Affaire du Tribunal judiciaire du Nîmes du 09 avril 2025
Dans cette affaire récemment plaidée par Maître Néant, le tribunal judicaire de Nîmes a récemment condamné un propriétaire à procéder à des travaux d’étanchéité dans une maison, à la suite de désordres causés par des infiltrations d’eau.
La demanderesse, propriétaire et occupante de son logement, subissait depuis plusieurs mois des infiltrations importantes, entrainant humidité et détérioration des plafonds et murs.
Après une chute d’antenne, deux réunions d’expertise contradictoires ont été organisées, ainsi qu’un constat d’huissier, confirmant que l’origine du sinistre se situait dans le conduit de cheminée du bien voisin, appartenant à un propriétaire non occupant. Plusieurs courriers recommandés, dont une mise en demeure, ont été adressés sans succès afin d’obtenir les réparations nécessaires.

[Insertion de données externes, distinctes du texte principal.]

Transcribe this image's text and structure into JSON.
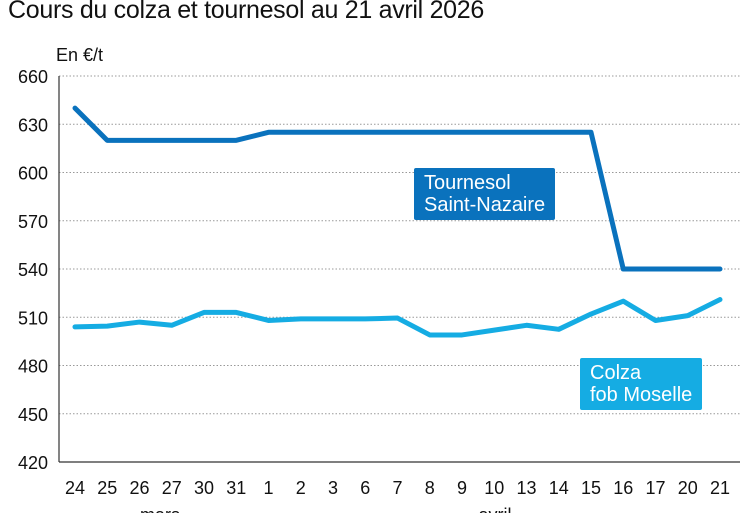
{
  "chart_data": {
    "type": "line",
    "title": "Cours du colza et tournesol au 21 avril 2026",
    "ylabel": "En €/t",
    "ylim": [
      420,
      660
    ],
    "yticks": [
      420,
      450,
      480,
      510,
      540,
      570,
      600,
      630,
      660
    ],
    "grid": true,
    "categories": [
      "24",
      "25",
      "26",
      "27",
      "30",
      "31",
      "1",
      "2",
      "3",
      "6",
      "7",
      "8",
      "9",
      "10",
      "13",
      "14",
      "15",
      "16",
      "17",
      "20",
      "21"
    ],
    "months": [
      {
        "label": "mars"
      },
      {
        "label": "avril"
      }
    ],
    "series": [
      {
        "name": "Tournesol Saint-Nazaire",
        "label_lines": [
          "Tournesol",
          "Saint-Nazaire"
        ],
        "color": "#0a72bd",
        "values": [
          640,
          620,
          620,
          620,
          620,
          620,
          625,
          625,
          625,
          625,
          625,
          625,
          625,
          625,
          625,
          625,
          625,
          540,
          540,
          540,
          540
        ]
      },
      {
        "name": "Colza fob Moselle",
        "label_lines": [
          "Colza",
          "fob Moselle"
        ],
        "color": "#15ace3",
        "values": [
          504,
          504.5,
          507,
          505,
          513,
          513,
          508,
          509,
          509,
          509,
          509.5,
          499,
          499,
          502,
          505,
          502.5,
          512,
          520,
          508,
          511,
          521
        ]
      }
    ]
  }
}
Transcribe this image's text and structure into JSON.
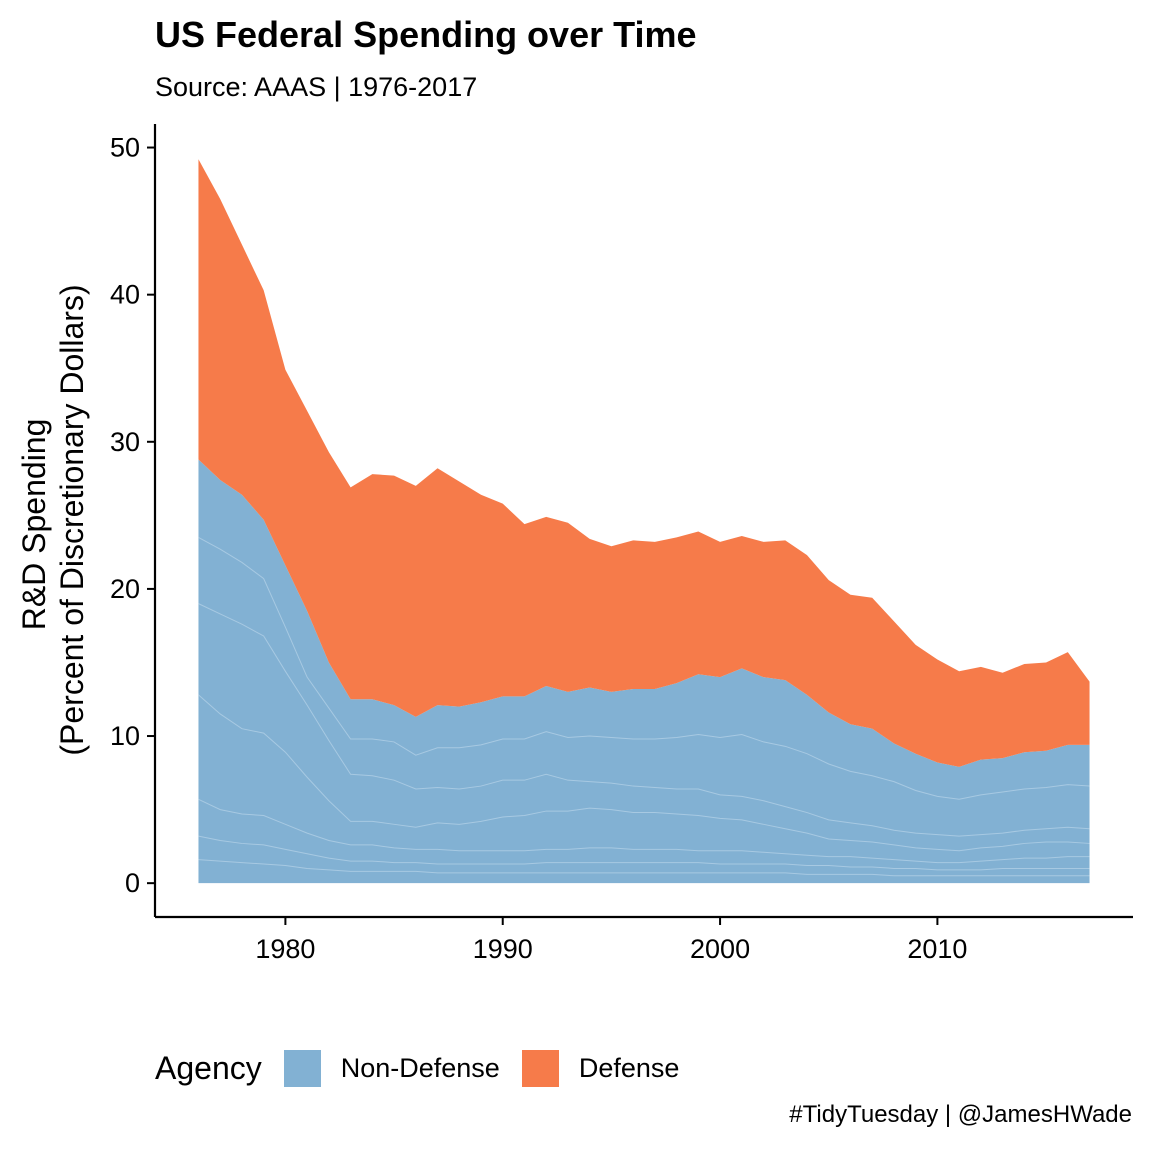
{
  "header": {
    "title": "US Federal Spending over Time",
    "subtitle": "Source: AAAS | 1976-2017"
  },
  "legend": {
    "title": "Agency",
    "items": [
      {
        "label": "Non-Defense",
        "color": "#82b1d3"
      },
      {
        "label": "Defense",
        "color": "#f67b4a"
      }
    ]
  },
  "caption": "#TidyTuesday | @JamesHWade",
  "chart_data": {
    "type": "area",
    "title": "US Federal Spending over Time",
    "subtitle": "Source: AAAS | 1976-2017",
    "xlabel": "",
    "ylabel": "R&D Spending\n(Percent of Discretionary Dollars)",
    "xlim": [
      1974,
      2019
    ],
    "ylim": [
      -2.3,
      51.6
    ],
    "xticks": [
      1980,
      1990,
      2000,
      2010
    ],
    "yticks": [
      0,
      10,
      20,
      30,
      40,
      50
    ],
    "grid": false,
    "stacked": true,
    "legend_position": "bottom",
    "x": [
      1976,
      1977,
      1978,
      1979,
      1980,
      1981,
      1982,
      1983,
      1984,
      1985,
      1986,
      1987,
      1988,
      1989,
      1990,
      1991,
      1992,
      1993,
      1994,
      1995,
      1996,
      1997,
      1998,
      1999,
      2000,
      2001,
      2002,
      2003,
      2004,
      2005,
      2006,
      2007,
      2008,
      2009,
      2010,
      2011,
      2012,
      2013,
      2014,
      2015,
      2016,
      2017
    ],
    "series": [
      {
        "name": "Non-Defense",
        "color": "#82b1d3",
        "values": [
          28.8,
          27.4,
          26.4,
          24.7,
          21.6,
          18.5,
          15.0,
          12.5,
          12.5,
          12.1,
          11.3,
          12.1,
          12.0,
          12.3,
          12.7,
          12.7,
          13.4,
          13.0,
          13.3,
          13.0,
          13.2,
          13.2,
          13.6,
          14.2,
          14.0,
          14.6,
          14.0,
          13.8,
          12.8,
          11.6,
          10.8,
          10.5,
          9.5,
          8.8,
          8.2,
          7.9,
          8.4,
          8.5,
          8.9,
          9.0,
          9.4,
          9.4
        ]
      },
      {
        "name": "Defense",
        "color": "#f67b4a",
        "values": [
          20.4,
          19.1,
          17.0,
          15.6,
          13.3,
          13.6,
          14.3,
          14.4,
          15.3,
          15.6,
          15.7,
          16.1,
          15.3,
          14.1,
          13.1,
          11.7,
          11.5,
          11.5,
          10.1,
          9.9,
          10.1,
          10.0,
          9.9,
          9.7,
          9.2,
          9.0,
          9.2,
          9.5,
          9.5,
          9.0,
          8.8,
          8.9,
          8.3,
          7.4,
          7.0,
          6.5,
          6.3,
          5.8,
          6.0,
          6.0,
          6.3,
          4.3
        ]
      }
    ],
    "non_defense_internal_boundaries": [
      [
        23.5,
        22.7,
        21.8,
        20.7,
        17.4,
        14.0,
        11.9,
        9.8,
        9.8,
        9.6,
        8.7,
        9.2,
        9.2,
        9.4,
        9.8,
        9.8,
        10.3,
        9.9,
        10.0,
        9.9,
        9.8,
        9.8,
        9.9,
        10.1,
        9.9,
        10.1,
        9.6,
        9.3,
        8.8,
        8.1,
        7.6,
        7.3,
        6.9,
        6.3,
        5.9,
        5.7,
        6.0,
        6.2,
        6.4,
        6.5,
        6.7,
        6.6
      ],
      [
        19.0,
        18.3,
        17.6,
        16.8,
        14.4,
        12.1,
        9.7,
        7.4,
        7.3,
        7.0,
        6.4,
        6.5,
        6.4,
        6.6,
        7.0,
        7.0,
        7.4,
        7.0,
        6.9,
        6.8,
        6.6,
        6.5,
        6.4,
        6.4,
        6.0,
        5.9,
        5.6,
        5.2,
        4.8,
        4.3,
        4.1,
        3.9,
        3.6,
        3.4,
        3.3,
        3.2,
        3.3,
        3.4,
        3.6,
        3.7,
        3.8,
        3.7
      ],
      [
        12.8,
        11.5,
        10.5,
        10.2,
        8.9,
        7.2,
        5.6,
        4.2,
        4.2,
        4.0,
        3.8,
        4.1,
        4.0,
        4.2,
        4.5,
        4.6,
        4.9,
        4.9,
        5.1,
        5.0,
        4.8,
        4.8,
        4.7,
        4.6,
        4.4,
        4.3,
        4.0,
        3.7,
        3.4,
        3.0,
        2.9,
        2.8,
        2.6,
        2.4,
        2.3,
        2.2,
        2.4,
        2.5,
        2.7,
        2.8,
        2.8,
        2.7
      ],
      [
        5.7,
        5.0,
        4.7,
        4.6,
        4.0,
        3.4,
        2.9,
        2.6,
        2.6,
        2.4,
        2.3,
        2.3,
        2.2,
        2.2,
        2.2,
        2.2,
        2.3,
        2.3,
        2.4,
        2.4,
        2.3,
        2.3,
        2.3,
        2.2,
        2.2,
        2.2,
        2.1,
        2.0,
        1.9,
        1.8,
        1.8,
        1.7,
        1.6,
        1.5,
        1.4,
        1.4,
        1.5,
        1.6,
        1.7,
        1.7,
        1.8,
        1.8
      ],
      [
        3.2,
        2.9,
        2.7,
        2.6,
        2.3,
        2.0,
        1.7,
        1.5,
        1.5,
        1.4,
        1.4,
        1.3,
        1.3,
        1.3,
        1.3,
        1.3,
        1.4,
        1.4,
        1.4,
        1.4,
        1.4,
        1.4,
        1.4,
        1.4,
        1.3,
        1.3,
        1.3,
        1.3,
        1.2,
        1.2,
        1.1,
        1.1,
        1.0,
        1.0,
        0.9,
        0.9,
        0.9,
        1.0,
        1.0,
        1.0,
        1.0,
        1.0
      ],
      [
        1.6,
        1.5,
        1.4,
        1.3,
        1.2,
        1.0,
        0.9,
        0.8,
        0.8,
        0.8,
        0.8,
        0.7,
        0.7,
        0.7,
        0.7,
        0.7,
        0.7,
        0.7,
        0.7,
        0.7,
        0.7,
        0.7,
        0.7,
        0.7,
        0.7,
        0.7,
        0.7,
        0.7,
        0.6,
        0.6,
        0.6,
        0.6,
        0.5,
        0.5,
        0.5,
        0.5,
        0.5,
        0.5,
        0.5,
        0.5,
        0.5,
        0.5
      ]
    ]
  }
}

Devant l’inaction persistante du voisin, une assignation a été délivrée à laquelle Maitre Néant a sollicité des mesures urgentes assorties d’une astreinte afin de contraindre la défenderesse face à cette situation d’une particulière gravité pour la demanderesse.
Le tribunal a tout d’abord écarté l’irrecevabilité du défendeur fondée sur l’absence de tentative de conciliation préalable, en retenant la nature technique du litige et le caractère manifestement excessif d’un tel préalable dans le contexte.
Sur le fond, le juge a retenu la responsabilité du défendeur en se fondant sur les éléments techniques produits par Maitre Néant. Le tribunal a estimé que la preuve du dommage et de son origine était suffisamment établie par un constat d’huissier, des rapports d’expertise technique, ainsi que les correspondances échangées avec les assurances.
Par jugement contradictoire et en dernier ressort, le tribunal a ordonné au défendeur de procéder aux travaux d’étanchéité de la cheminée, dans un délai d’un mois à compter de la signification de la décision, sous astreinte de 20 euros par jour de retard. Il devra également justifier de la réalisation des travaux par tout moyen.
En revanche, faute de justificatifs produits, les demandes indemnitaires pour préjudice moral et embellissements ont été rejetées. Le tribunal a toutefois accordé à la demanderesse une indemnité de 500 euros au titre de l’article 700 du Code de procédure civile, en remboursement partiel des frais de procédure, ainsi qu’aux entiers dépens.